Dr Stephen Olson, a visiting fellow at the ISEAS – Yusof Ishak Institute in Singapore, told The Straits Times said that more trade and investment restrictions, especially on technology, are all but certain to be imposed on China.

“China will be prepared to retaliate forcefully. China feels that it has been restrained thus far, but if Trump does what he has threatened, the gloves will come off.”

Yet, at least in the short term, a 60 per cent across the board tariffs would be painful for the Chinese economy, which has been facing sluggish growth in the last two years, since the end of the Covid-19 pandemic.

Chinese trade expert Henry Gao of the Singapore Management University said such a hike could create enormous pressure on the Chinese economy, as China still relies heavily on exports to the US.

“I don’t think the tariff is the end by itself, but more as a means to an end.
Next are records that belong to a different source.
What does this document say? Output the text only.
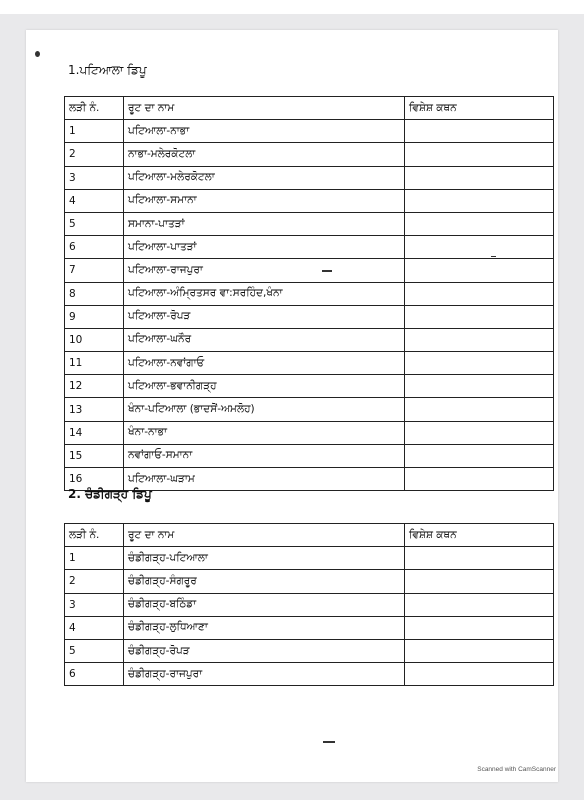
1.ਪਟਿਆਲਾ ਡਿਪੂ
ਲੜੀ ਨੰ.	ਰੂਟ ਦਾ ਨਾਮ	ਵਿਸ਼ੇਸ਼ ਕਥਨ
1	ਪਟਿਆਲਾ-ਨਾਭਾ	
2	ਨਾਭਾ-ਮਲੇਰਕੋਟਲਾ	
3	ਪਟਿਆਲਾ-ਮਲੇਰਕੋਟਲਾ	
4	ਪਟਿਆਲਾ-ਸਮਾਨਾ	
5	ਸਮਾਨਾ-ਪਾਤੜਾਂ	
6	ਪਟਿਆਲਾ-ਪਾਤੜਾਂ	
7	ਪਟਿਆਲਾ-ਰਾਜਪੁਰਾ	
8	ਪਟਿਆਲਾ-ਅੰਮ੍ਰਿਤਸਰ ਵਾ:ਸਰਹਿੰਦ,ਖੰਨਾ	
9	ਪਟਿਆਲਾ-ਰੋਪੜ	
10	ਪਟਿਆਲਾ-ਘਨੌਰ	
11	ਪਟਿਆਲਾ-ਨਵਾਂਗਾਓ	
12	ਪਟਿਆਲਾ-ਭਵਾਨੀਗੜ੍ਹ	
13	ਖੰਨਾ-ਪਟਿਆਲਾ (ਭਾਦਸੋਂ-ਅਮਲੋਹ)	
14	ਖੰਨਾ-ਨਾਭਾ	
15	ਨਵਾਂਗਾਓ-ਸਮਾਨਾ	
16	ਪਟਿਆਲਾ-ਘੜਾਮ	
2. ਚੰਡੀਗੜ੍ਹ ਡਿਪੂ
ਲੜੀ ਨੰ.	ਰੂਟ ਦਾ ਨਾਮ	ਵਿਸ਼ੇਸ਼ ਕਥਨ
1	ਚੰਡੀਗੜ੍ਹ-ਪਟਿਆਲਾ	
2	ਚੰਡੀਗੜ੍ਹ-ਸੰਗਰੂਰ	
3	ਚੰਡੀਗੜ੍ਹ-ਬਠਿੰਡਾ	
4	ਚੰਡੀਗੜ੍ਹ-ਲੁਧਿਆਣਾ	
5	ਚੰਡੀਗੜ੍ਹ-ਰੋਪੜ	
6	ਚੰਡੀਗੜ੍ਹ-ਰਾਜਪੁਰਾ	
Scanned with CamScanner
In other words, I think there is a good chance that Trump will use the tariffs as leverage to recalibrate economic relations with China.”

“If that happens, that would help solve the many longstanding structural problems in the Chinese economy and be good for China itself too,” he told ST, referring to how China could rebalance towards domestic consumption and greater imports.

Chinese economy expert Zhu Tian from the China Europe International Business School in Shanghai said decoupling will accelerate should Trump follow through with the 60 per cent tariff pledge, although he believes it is unlikely this will be imposed on all Chinese imports.

“For China, the short-term impact is obvious. But the most important factors in China’s economy are domestic policies. China will need even stronger measures to stimulate aggregate demand in the short term, and should adopt bolder reform measures to encourage private sector growth,” said Prof Zhu.

More broadly, analysts’ expectations are that US-China ties would deteriorate and experience more fluctuations under Trump, who has stated his belief that the Covid-19 pandemic – which he blames on China – caused him to lose in his previous bid for the White House, in 2020.

But Associate Professor Huang Chin-Hao, a Chinese foreign policy expert at the Lee Kuan Yew School of Public Policy, believes it is still too early to predict the full implications of a Trump return, as much could depend who is appointed to lead the Asia and China portfolios in his administration.

According to media reports, leading candidates for top jobs such as the US Secretary of State have reputations for being “China hawks”, such as former US ambassador to Germany Richard Grenell.

On global affairs, while there may be diplomatic opportunities for China should Trump weaken US alliances – as some analysts expect – there is as yet no certainty as to what Trump will do, for instance in the Russia-Ukraine and Gaza wars.

Beijing was regarded as having seized on the US’ perceived isolationist turn during Trump’s previous term to make inroads into regions where Washington was the predominant power, such as the Middle East and Africa.

Professor Shi Yinhong of Renmin University expects Trump to continue to stress collaboration after he gets what he wants from the US Indo-Pacific allies, such as higher payments for US troops to be stationed in the region, more US-made military equipment, and increased imports of US industrial and agricultural products.

“He himself created the Indo-Pacific alliance,” said the long-time observer of US-China relations. In 2018, the Trump administration had pushed for a “Free and Open Indo-Pacific” strategy that marked a confrontational turn towards China.